L’histoire récente de l’activité d’extraction d’or dans la haute Amazonie a des racines séculaires et sa facette actuelle est l’approfondissement du projet extractif, dont l’objectif principal est l’ambition d’accumulation. L’exploitation de l’or menace l’environnement et, surtout, les peuples autochtones et leur forme de contrôle territorial, entraînant la destruction de leurs structures socio-économiques et de leurs identités culturelles. Les différentes attaques dont souffrent les peuples autochtones et l’environnement se répètent cycliquement avec la même intensité mais sous des masques différents, comme l’activité d’extraction du caoutchouc qui a coûté des milliers de vies humaines. 

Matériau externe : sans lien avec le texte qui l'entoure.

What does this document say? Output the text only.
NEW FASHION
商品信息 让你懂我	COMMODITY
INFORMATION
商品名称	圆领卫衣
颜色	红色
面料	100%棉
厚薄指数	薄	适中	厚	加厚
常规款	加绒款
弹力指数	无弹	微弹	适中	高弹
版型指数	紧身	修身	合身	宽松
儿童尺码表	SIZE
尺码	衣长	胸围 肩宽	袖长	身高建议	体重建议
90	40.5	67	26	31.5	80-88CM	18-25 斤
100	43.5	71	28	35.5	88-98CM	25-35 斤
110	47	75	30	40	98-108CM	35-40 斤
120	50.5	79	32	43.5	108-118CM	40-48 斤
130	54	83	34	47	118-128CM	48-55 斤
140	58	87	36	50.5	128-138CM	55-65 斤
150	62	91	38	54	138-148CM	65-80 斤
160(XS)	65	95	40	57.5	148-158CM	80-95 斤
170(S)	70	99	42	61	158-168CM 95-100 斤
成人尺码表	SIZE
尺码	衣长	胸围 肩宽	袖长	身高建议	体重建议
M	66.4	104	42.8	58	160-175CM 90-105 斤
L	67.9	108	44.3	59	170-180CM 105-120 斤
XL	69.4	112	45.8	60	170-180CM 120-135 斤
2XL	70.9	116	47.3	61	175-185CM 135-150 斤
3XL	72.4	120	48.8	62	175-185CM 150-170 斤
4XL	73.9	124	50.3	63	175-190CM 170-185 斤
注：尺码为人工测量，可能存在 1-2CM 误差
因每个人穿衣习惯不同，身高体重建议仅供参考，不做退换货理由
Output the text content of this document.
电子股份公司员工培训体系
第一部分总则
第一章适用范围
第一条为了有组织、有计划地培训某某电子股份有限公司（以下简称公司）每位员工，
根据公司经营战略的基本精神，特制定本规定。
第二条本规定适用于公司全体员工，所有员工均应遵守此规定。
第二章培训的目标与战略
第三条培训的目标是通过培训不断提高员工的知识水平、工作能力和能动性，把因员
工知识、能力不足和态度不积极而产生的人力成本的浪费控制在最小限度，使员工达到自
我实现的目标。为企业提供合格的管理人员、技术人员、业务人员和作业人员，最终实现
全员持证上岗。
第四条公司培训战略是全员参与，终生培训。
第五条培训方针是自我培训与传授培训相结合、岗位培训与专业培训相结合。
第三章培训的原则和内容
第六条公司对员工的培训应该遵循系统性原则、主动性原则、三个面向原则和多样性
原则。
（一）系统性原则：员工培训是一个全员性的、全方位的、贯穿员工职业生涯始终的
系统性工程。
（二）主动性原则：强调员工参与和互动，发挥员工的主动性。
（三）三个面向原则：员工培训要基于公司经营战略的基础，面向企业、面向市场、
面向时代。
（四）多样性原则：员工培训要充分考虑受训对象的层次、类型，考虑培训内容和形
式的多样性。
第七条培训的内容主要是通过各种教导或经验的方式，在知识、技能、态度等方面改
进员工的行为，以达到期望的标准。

L’exploitation de l’or a un impact direct sur la manière dont ils contrôlent leur territoire. Communauté indigène de Huabal, rio Santiago. Photo : Gouvernement territorial autonome Awajún – Communication

 

Concessions minières en Amazonie et exploitation illégale d'or

 

Selon les données du ministère de l'Énergie et des Mines, la production cumulée d'or de janvier à août 2024 s'élève à 69,1 millions de grammes fins, ce qui représente une croissance de 10,5 pour cent par rapport à la même période en 2023 , où 62,5 millions de grammes fins ont été signalés. Yanacocha Mining Company SRL est le principal producteur du pays. Ce chiffre n’inclut pas la production illégale d’or.

De son côté, l'Institut péruvien d'économie (IPE) a estimé que les exportations d'or d'origine illégale s'élevaient à environ 6,84 milliards de dollars en 2024 , soit une augmentation de 41 % par rapport à 2023. Il soutient également que le Pérou exporte 44 % de tout l'or illégal d'Amérique du Sud.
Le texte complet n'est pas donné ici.